The big news from the weekend, of course, was the TEA Party / 9.12 project march on Washington over the weekend. It's interesting to watch the reaction from the Left-Wing Media complaining that this is a "fringe element of racists."
Denial isn't just a river in Africa, as the saying goes.
Hot Air points out that size isn't everything. A huge anti-war march was held in Washington in 2003 when 65% of Americans supported the War on Terror. Still, the crowd that showed up was bigger than expected. The New York Times reported "the magnitude of the rally took authorities by surprise, with throngs of people streaming from the White House to Capitol Hill for more than three hours."
... and "Vary" is an understatement. Some leftist blogs are reporting that 20,000 to 30,000 marched on Washington this past weekend. The city officials are reluctant to give out numbers, but the city fire department claims 75,000 people were in attendance. O'Reilly reported the 75,000 numbers as "fact" because the numbers were "unbiased." He feels that the unionized, mostly democratic, mostly black D.C. Fire Department employees would have no reason to intentionally under-report the numbers.
Other estimates have ranged from 1.75 million to 2.5 million.

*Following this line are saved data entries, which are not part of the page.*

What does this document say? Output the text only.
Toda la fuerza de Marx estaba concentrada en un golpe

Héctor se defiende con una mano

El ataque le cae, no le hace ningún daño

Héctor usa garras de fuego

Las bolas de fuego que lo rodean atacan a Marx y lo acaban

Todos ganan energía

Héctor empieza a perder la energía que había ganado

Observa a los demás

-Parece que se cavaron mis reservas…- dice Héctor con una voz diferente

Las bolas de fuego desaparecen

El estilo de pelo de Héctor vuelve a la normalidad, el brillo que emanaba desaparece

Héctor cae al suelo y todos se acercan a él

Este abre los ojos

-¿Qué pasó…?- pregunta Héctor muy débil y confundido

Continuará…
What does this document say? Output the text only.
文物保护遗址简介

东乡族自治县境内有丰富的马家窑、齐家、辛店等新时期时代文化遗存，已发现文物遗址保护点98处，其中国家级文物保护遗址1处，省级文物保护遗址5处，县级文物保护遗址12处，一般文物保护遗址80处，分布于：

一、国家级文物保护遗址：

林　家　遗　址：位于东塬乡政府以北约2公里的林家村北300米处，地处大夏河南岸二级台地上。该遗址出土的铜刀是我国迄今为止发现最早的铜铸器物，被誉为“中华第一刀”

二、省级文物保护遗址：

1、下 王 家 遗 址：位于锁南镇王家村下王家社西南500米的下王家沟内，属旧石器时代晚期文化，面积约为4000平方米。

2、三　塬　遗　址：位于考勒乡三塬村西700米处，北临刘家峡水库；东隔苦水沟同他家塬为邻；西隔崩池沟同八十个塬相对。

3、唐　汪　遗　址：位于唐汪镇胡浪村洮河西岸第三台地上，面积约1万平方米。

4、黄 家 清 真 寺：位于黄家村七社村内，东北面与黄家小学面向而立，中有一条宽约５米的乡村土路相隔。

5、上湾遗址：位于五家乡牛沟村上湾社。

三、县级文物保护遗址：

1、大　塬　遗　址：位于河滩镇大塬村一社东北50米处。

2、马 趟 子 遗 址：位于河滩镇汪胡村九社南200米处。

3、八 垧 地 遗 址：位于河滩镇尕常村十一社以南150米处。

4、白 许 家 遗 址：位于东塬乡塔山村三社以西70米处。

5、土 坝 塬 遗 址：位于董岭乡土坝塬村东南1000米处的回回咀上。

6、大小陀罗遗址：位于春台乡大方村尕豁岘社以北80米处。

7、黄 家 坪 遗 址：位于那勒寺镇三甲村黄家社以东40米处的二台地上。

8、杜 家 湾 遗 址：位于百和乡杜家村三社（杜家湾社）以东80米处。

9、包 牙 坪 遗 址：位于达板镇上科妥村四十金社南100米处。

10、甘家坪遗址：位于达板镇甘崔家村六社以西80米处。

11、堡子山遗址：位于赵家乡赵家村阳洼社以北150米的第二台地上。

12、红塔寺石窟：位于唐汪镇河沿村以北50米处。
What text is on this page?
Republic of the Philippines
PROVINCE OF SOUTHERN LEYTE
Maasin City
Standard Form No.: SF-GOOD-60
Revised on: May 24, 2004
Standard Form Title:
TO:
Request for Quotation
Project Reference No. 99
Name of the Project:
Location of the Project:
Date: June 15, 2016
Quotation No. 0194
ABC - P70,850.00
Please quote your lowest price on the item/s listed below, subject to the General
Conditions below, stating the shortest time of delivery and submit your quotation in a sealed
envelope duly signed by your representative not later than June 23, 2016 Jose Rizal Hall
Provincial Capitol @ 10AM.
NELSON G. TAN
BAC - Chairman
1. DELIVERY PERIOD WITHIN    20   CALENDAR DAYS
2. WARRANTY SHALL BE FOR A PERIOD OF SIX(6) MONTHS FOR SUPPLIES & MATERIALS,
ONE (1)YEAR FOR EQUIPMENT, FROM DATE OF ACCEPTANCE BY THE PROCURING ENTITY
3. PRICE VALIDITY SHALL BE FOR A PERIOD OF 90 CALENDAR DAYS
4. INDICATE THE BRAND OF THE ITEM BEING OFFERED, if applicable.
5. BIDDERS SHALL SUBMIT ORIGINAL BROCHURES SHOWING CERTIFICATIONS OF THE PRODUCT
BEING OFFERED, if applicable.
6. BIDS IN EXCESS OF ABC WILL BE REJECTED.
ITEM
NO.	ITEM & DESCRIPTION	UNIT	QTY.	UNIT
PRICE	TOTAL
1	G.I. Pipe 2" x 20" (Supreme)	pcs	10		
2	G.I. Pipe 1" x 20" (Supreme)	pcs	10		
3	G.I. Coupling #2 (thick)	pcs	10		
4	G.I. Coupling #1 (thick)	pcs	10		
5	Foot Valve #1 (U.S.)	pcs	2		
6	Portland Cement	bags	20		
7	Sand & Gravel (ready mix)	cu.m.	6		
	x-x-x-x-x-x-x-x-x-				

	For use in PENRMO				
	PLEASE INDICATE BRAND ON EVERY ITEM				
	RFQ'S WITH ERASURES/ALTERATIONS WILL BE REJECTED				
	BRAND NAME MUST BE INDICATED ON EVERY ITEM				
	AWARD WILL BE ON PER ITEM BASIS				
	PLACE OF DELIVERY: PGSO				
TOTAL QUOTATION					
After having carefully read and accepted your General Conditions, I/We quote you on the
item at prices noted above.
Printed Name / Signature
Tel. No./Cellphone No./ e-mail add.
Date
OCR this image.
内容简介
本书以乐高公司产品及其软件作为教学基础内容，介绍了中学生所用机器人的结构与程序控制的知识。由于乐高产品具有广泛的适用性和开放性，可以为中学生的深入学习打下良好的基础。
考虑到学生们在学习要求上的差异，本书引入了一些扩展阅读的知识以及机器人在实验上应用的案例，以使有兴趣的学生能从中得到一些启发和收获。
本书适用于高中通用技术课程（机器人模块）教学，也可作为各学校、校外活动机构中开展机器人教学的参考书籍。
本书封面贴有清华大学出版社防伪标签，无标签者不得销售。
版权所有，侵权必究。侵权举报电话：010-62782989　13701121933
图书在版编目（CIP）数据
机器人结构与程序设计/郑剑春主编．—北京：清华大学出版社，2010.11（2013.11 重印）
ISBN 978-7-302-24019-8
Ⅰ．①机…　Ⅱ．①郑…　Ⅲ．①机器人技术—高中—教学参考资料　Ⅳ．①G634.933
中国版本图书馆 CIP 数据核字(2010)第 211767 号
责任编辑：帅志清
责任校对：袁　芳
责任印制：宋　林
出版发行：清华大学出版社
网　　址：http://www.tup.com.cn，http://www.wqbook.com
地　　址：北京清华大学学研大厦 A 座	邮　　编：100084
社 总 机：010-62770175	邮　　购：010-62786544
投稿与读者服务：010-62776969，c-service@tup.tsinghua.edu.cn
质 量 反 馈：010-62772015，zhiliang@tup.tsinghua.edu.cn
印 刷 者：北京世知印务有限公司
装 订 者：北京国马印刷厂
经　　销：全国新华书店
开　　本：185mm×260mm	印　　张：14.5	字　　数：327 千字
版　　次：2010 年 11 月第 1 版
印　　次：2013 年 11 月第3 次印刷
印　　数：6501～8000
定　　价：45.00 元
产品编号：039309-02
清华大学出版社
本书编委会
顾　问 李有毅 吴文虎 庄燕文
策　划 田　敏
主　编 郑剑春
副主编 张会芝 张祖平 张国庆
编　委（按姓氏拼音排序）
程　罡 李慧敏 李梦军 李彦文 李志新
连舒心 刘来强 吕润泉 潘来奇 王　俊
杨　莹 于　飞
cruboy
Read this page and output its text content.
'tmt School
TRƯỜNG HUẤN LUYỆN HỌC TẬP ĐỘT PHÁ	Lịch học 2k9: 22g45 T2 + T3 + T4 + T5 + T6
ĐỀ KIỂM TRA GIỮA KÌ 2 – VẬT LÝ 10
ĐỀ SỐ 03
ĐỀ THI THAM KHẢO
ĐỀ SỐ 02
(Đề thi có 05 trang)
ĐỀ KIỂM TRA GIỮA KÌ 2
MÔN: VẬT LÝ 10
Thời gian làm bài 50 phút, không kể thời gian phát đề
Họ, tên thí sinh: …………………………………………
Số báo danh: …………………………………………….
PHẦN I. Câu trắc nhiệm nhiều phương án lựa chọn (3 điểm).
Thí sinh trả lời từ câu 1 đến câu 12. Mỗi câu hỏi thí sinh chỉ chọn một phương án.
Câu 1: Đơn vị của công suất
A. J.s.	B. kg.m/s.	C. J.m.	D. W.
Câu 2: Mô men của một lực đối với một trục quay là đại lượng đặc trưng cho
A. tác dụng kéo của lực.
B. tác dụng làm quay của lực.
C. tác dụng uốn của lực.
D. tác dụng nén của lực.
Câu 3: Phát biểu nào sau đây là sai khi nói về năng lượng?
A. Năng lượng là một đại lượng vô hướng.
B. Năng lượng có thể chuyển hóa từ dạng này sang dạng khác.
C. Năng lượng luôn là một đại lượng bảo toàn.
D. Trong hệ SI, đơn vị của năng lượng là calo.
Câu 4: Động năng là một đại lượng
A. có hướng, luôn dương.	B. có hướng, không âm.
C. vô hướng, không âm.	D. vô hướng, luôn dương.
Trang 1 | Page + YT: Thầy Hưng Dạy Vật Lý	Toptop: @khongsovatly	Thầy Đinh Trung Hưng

I don't know. I've looked at the photos and video of the crowds. It looks like a LOT of people, but I have no idea whether the number is closer to 50,000 or closer to 2 million. Still, the numbers approach, if they don't exceed, the numbers for the million man march and the million mom march.
What's more important than the actual numbers is the demographics. While there were few hard-core leftists joining in on the protests, those protesting were not simply conservatives. There were a large number of independents, including people who voted for Obama in 2008. There were also a huge number of people who have never been politically active in their lives.
What this signals is a change in mood and attitude in America. Polls are showing that independents are increasingly opposing Obama and the Democratic party, not just on the health care issue, but on other big government spending programs.
This does not bode well for Democrats in the coming elections.
I recall hearing a couple of Democratic pundits, including James Carville, who said immediately following the November election of Obama, that the Democrats and leftists would be in power for at least the next 20 years.
Twenty years sure have flown by.
Had Obama governed in the center, pushing a few leftists policies here and there, and tried to keep his poll numbers up, they may have been right. As it is, the left is seeing 2009 and 2010 as their "big opportunity." They intend to push every leftist bill, policy and ideal through this year and next. In doing so, they are increasingly alienating not just those who consider themselves fiscally conservative, but also libertarians, independents, and even moderate democrats.
The administration is denying what's going on, of course. They want to insist that the TEA party crowd is a fringe element. They want to push their agenda. I hope they continue to convince themselves that they have the support of America behind them. The continued push to the left is what is going to hand Congress back to the right in 2010 and the White House in 2012.